Entre ellos se encuentran la empleabilidad, la autonomía para ejercer derechos y la capacidad de comprender contratos, documentos e información financiera, competencias fundamentales para desenvolverse de manera independiente en la sociedad.
Dificultad para interpretar y analizar información
La magíster en Lingüística de la USACH, Guillermina Guzmán, y el periodista y académico Rodrigo Durán señalaron que el problema no radica únicamente en la capacidad de leer un texto, sino también en la dificultad para realizar inferencias, evaluar la confiabilidad de las fuentes y construir un significado crítico a partir de lo leído.
A juicio de los especialistas, este escenario también se ve complejizado por las nuevas formas de consumo de información, particularmente en los entornos digitales, donde predominan contenidos breves y fragmentados.

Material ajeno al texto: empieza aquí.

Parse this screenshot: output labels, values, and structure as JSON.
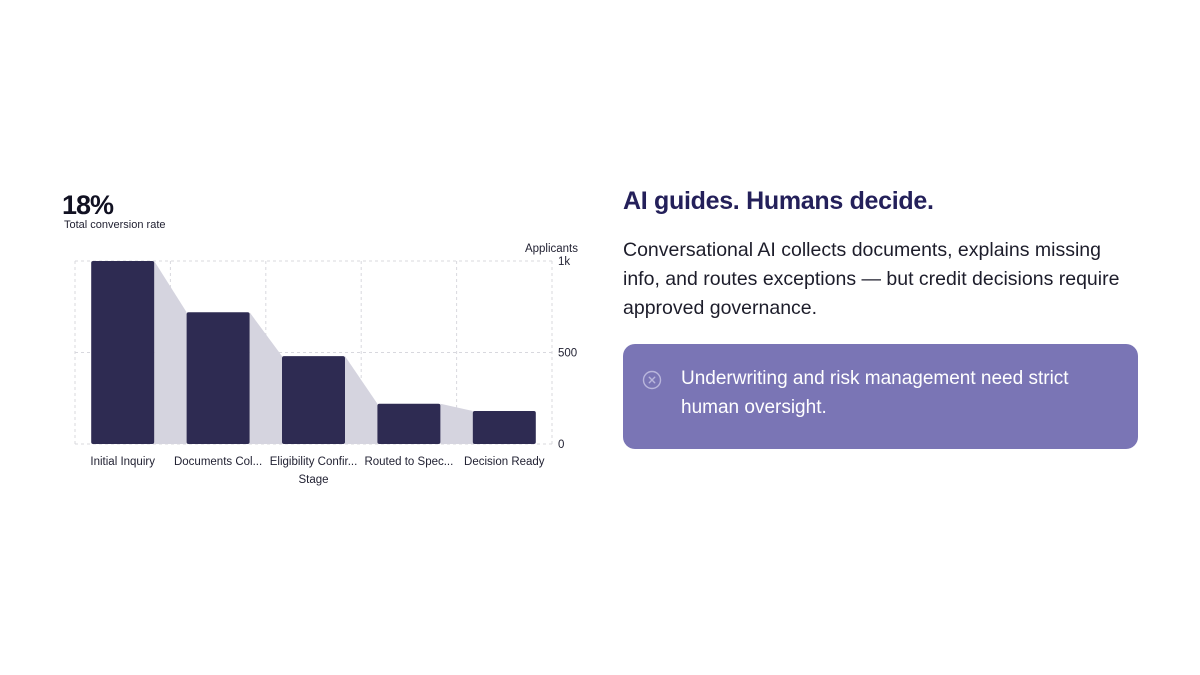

Una competencia clave para la democracia
Los expertos coinciden en que fortalecer la comprensión lectora constituye un desafío que debe ser abordado de manera transversal dentro del sistema educativo y no solamente como una responsabilidad de la asignatura de Lenguaje.
La capacidad de comprender y analizar información resulta especialmente relevante para la toma de decisiones informadas y el ejercicio de una ciudadanía activa, por lo que mejorar estas competencias también representa un desafío para el fortalecimiento de la democracia.
El diagnóstico plantea así la necesidad de reforzar las estrategias de lectura comprensiva tanto en las etapas escolares como en la formación de adultos, considerando el impacto que esta habilidad tiene en el ámbito laboral, social y ciudadano.